Step 2: RHS range: \[ \sin\left(\frac{a}{x}\right) \in [-1, 1] \]

Step 3: Find critical point: \[ x = 2 \implies \sin\left(\frac{a}{2}\right) = 1 \]

Solution: \( a = (4n + 1)\pi \)

Answer 2

The given equation is:

\[ \frac{1}{2}(x - 2)^2 + 1 = \sin\left(\frac{a}{x}\right) \]

Let's analyze the left-hand side (LHS):

\[ f(x) = \frac{1}{2}(x - 2)^2 + 1 \]

This is a parabola with a vertex at \( (2, 1) \).
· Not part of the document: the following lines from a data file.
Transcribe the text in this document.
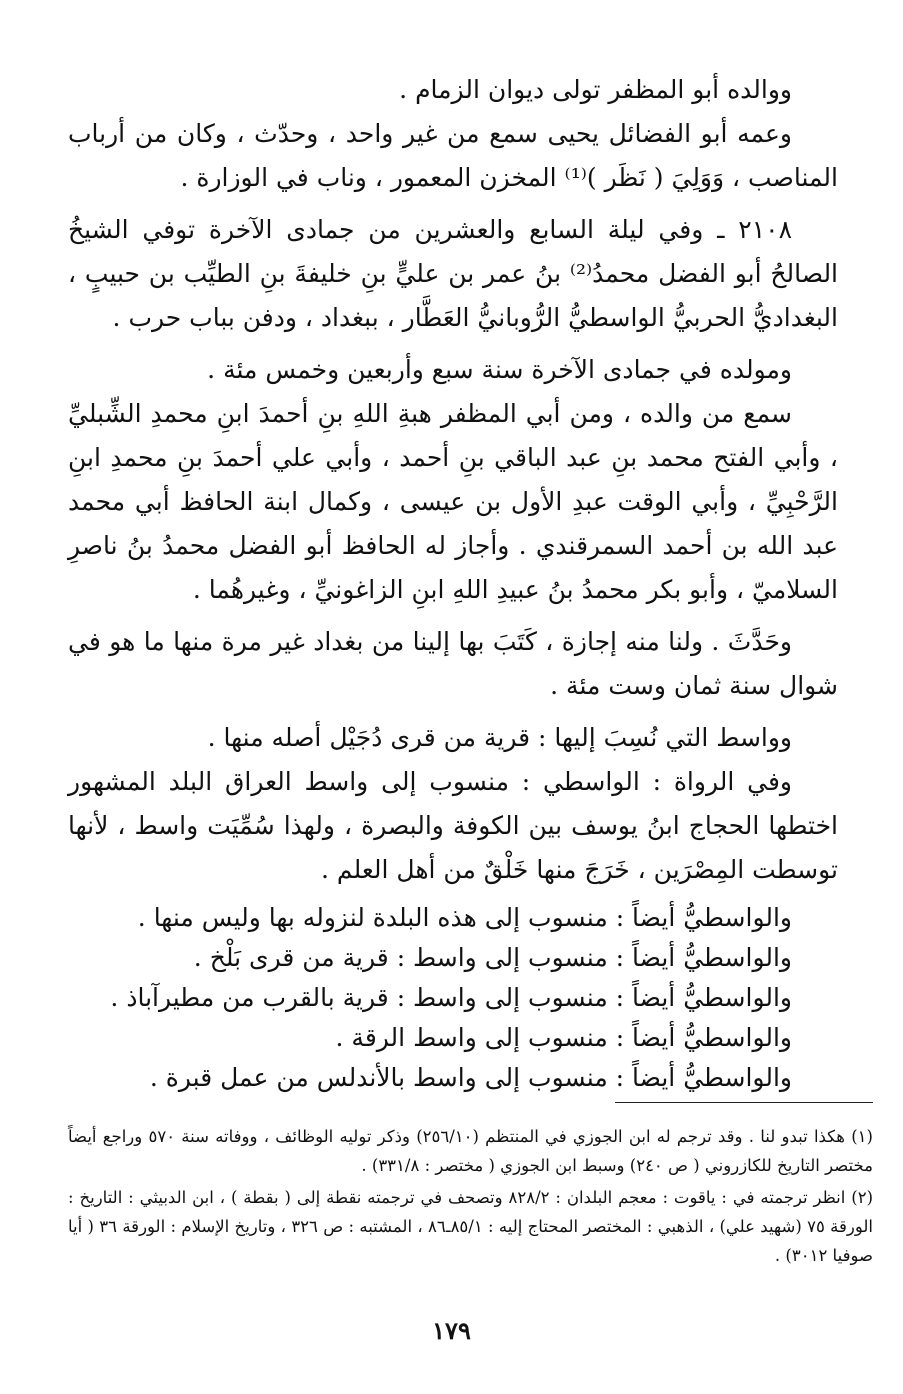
ووالده أبو المظفر تولى ديوان الزمام .

وعمه أبو الفضائل يحيى سمع من غير واحد ، وحدّث ، وكان من أرباب المناصب ، وَوَلِيَ ( نَظَر )⁽¹⁾ المخزن المعمور ، وناب في الوزارة .

٢١٠٨ ـ وفي ليلة السابع والعشرين من جمادى الآخرة توفي الشيخُ الصالحُ أبو الفضل محمدُ⁽²⁾ بنُ عمر بن عليٍّ بنِ خليفةَ بنِ الطيِّب بن حبيبٍ ، البغداديُّ الحربيُّ الواسطيُّ الرُّوبانيُّ العَطَّار ، ببغداد ، ودفن بباب حرب .

ومولده في جمادى الآخرة سنة سبع وأربعين وخمس مئة .

سمع من والده ، ومن أبي المظفر هبةِ اللهِ بنِ أحمدَ ابنِ محمدِ الشِّبليِّ ، وأبي الفتح محمد بنِ عبد الباقي بنِ أحمد ، وأبي علي أحمدَ بنِ محمدِ ابنِ الرَّحْبِيِّ ، وأبي الوقت عبدِ الأول بن عيسى ، وكمال ابنة الحافظ أبي محمد عبد الله بن أحمد السمرقندي . وأجاز له الحافظ أبو الفضل محمدُ بنُ ناصرِ السلاميّ ، وأبو بكر محمدُ بنُ عبيدِ اللهِ ابنِ الزاغونيِّ ، وغيرهُما .

وحَدَّثَ . ولنا منه إجازة ، كَتَبَ بها إلينا من بغداد غير مرة منها ما هو في شوال سنة ثمان وست مئة .

وواسط التي نُسِبَ إليها : قرية من قرى دُجَيْل أصله منها .

وفي الرواة : الواسطي : منسوب إلى واسط العراق البلد المشهور اختطها الحجاج ابنُ يوسف بين الكوفة والبصرة ، ولهذا سُمِّيَت واسط ، لأنها توسطت المِصْرَين ، خَرَجَ منها خَلْقٌ من أهل العلم .

والواسطيُّ أيضاً : منسوب إلى هذه البلدة لنزوله بها وليس منها .

والواسطيُّ أيضاً : منسوب إلى واسط : قرية من قرى بَلْخ .

والواسطيُّ أيضاً : منسوب إلى واسط : قرية بالقرب من مطيرآباذ .

والواسطيُّ أيضاً : منسوب إلى واسط الرقة .

والواسطيُّ أيضاً : منسوب إلى واسط بالأندلس من عمل قبرة .

(١) هكذا تبدو لنا . وقد ترجم له ابن الجوزي في المنتظم (٢٥٦/١٠) وذكر توليه الوظائف ، ووفاته سنة ٥٧٠ وراجع أيضاً مختصر التاريخ للكازروني ( ص ٢٤٠) وسبط ابن الجوزي ( مختصر : ٣٣١/٨) .

(٢) انظر ترجمته في : ياقوت : معجم البلدان : ٨٢٨/٢ وتصحف في ترجمته نقطة إلى ( بقطة ) ، ابن الدبيثي : التاريخ : الورقة ٧٥ (شهيد علي) ، الذهبي : المختصر المحتاج إليه : ٨٥/١ـ٨٦ ، المشتبه : ص ٣٢٦ ، وتاريخ الإسلام : الورقة ٣٦ ( أيا صوفيا ٣٠١٢) .

١٧٩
The minimum value of \( f(x) \) is 1, and it increases as \( x \) moves away from 2.

Now let's analyze the right-hand side (RHS):

\[ g(x) = \sin\left(\frac{a}{x}\right) \]

The range of the sine function is \([-1, 1]\).
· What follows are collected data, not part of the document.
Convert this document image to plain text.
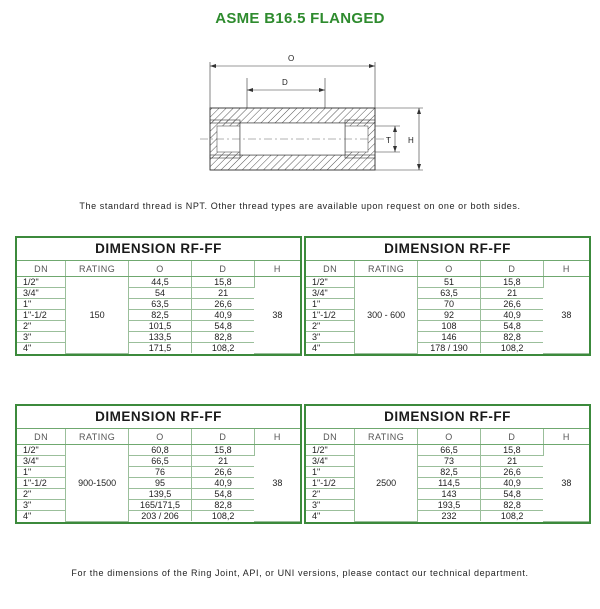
ASME B16.5 FLANGED
O
D
T H
The standard thread is NPT. Other thread types are available upon request on one or both sides.
DIMENSION RF-FF
DN	RATING	O	D	H
1/2"	150	44,5	15,8	38
3/4"		54	21	
1"		63,5	26,6	
1"-1/2		82,5	40,9	
2"		101,5	54,8	
3"		133,5	82,8	
4"		171,5	108,2	
DIMENSION RF-FF
DN	RATING	O	D	H
1/2"	300 - 600	51	15,8	38
3/4"		63,5	21	
1"		70	26,6	
1"-1/2		92	40,9	
2"		108	54,8	
3"		146	82,8	
4"		178 / 190	108,2	
DIMENSION RF-FF
DN	RATING	O	D	H
1/2"	900-1500	60,8	15,8	38
3/4"		66,5	21	
1"		76	26,6	
1"-1/2		95	40,9	
2"		139,5	54,8	
3"		165/171,5	82,8	
4"		203 / 206	108,2	
DIMENSION RF-FF
DN	RATING	O	D	H
1/2"	2500	66,5	15,8	38
3/4"		73	21	
1"		82,5	26,6	
1"-1/2		114,5	40,9	
2"		143	54,8	
3"		193,5	82,8	
4"		232	108,2	
For the dimensions of the Ring Joint, API, or UNI versions, please contact our technical department.
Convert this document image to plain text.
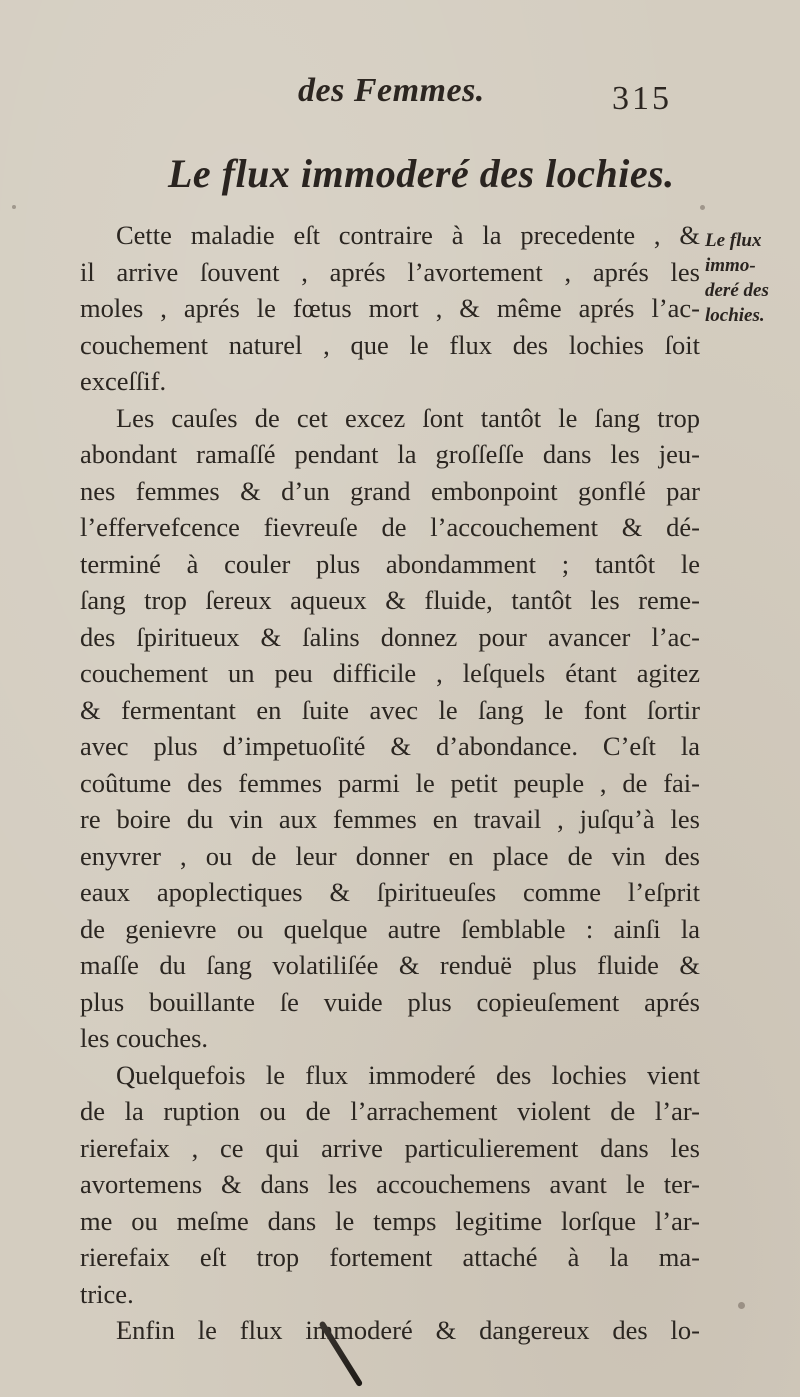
des Femmes.	315
Le flux immoderé des lochies.
Le flux
immo-
deré des
lochies.
Cette maladie eſt contraire à la precedente , &
il arrive ſouvent , aprés l’avortement , aprés les
moles , aprés le fœtus mort , & même aprés l’ac-
couchement naturel , que le flux des lochies ſoit
exceſſif.
Les cauſes de cet excez ſont tantôt le ſang trop
abondant ramaſſé pendant la groſſeſſe dans les jeu-
nes femmes & d’un grand embonpoint gonflé par
l’effervefcence fievreuſe de l’accouchement & dé-
terminé à couler plus abondamment ; tantôt le
ſang trop ſereux aqueux & fluide, tantôt les reme-
des ſpiritueux & ſalins donnez pour avancer l’ac-
couchement un peu difficile , leſquels étant agitez
& fermentant en ſuite avec le ſang le font ſortir
avec plus d’impetuoſité & d’abondance. C’eſt la
coûtume des femmes parmi le petit peuple , de fai-
re boire du vin aux femmes en travail , juſqu’à les
enyvrer , ou de leur donner en place de vin des
eaux apoplectiques & ſpiritueuſes comme l’eſprit
de genievre ou quelque autre ſemblable : ainſi la
maſſe du ſang volatiliſée & renduë plus fluide &
plus bouillante ſe vuide plus copieuſement aprés
les couches.
Quelquefois le flux immoderé des lochies vient
de la ruption ou de l’arrachement violent de l’ar-
rierefaix , ce qui arrive particulierement dans les
avortemens & dans les accouchemens avant le ter-
me ou meſme dans le temps legitime lorſque l’ar-
rierefaix eſt trop fortement attaché à la ma-
trice.
Enfin le flux immoderé & dangereux des lo-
For the equation to hold, we must have:

\[ 1 \leq \frac{1}{2}(x - 2)^2 + 1 \leq 1 \]

This implies that \( \frac{1}{2}(x - 2)^2 = 0 \), which means \( x = 2 \).

Substituting \( x = 2 \) into the original equation:

\[ \frac{1}{2}(2 - 2)^2 + 1 = \sin\left(\frac{a}{2}\right) \] \[ 1 = \sin\left(\frac{a}{2}\right) \]

This means:

\[ \frac{a}{2} = \frac{\pi}{2} + 2n\pi \quad \text{or} \quad \frac{a}{2} = \frac{3\pi}{2} + 2n\pi, \quad \text{where } n \text{ is an integer.} \]

Therefore:

\[ a = \pi + 4n\pi = (4n + 1)\pi \quad \text{or} \quad a = 3\pi + 4n\pi = (4n + 3)\pi \]

If we let \( m = 4n+1 \) or \( m = 4n+3 \), then the general solution is \( a = m\pi \), where \( m \) is an odd integer. 

This matches the given option \( (4n+1)\pi \), which represents a subset of the general solution (odd multiples of \( \pi \)).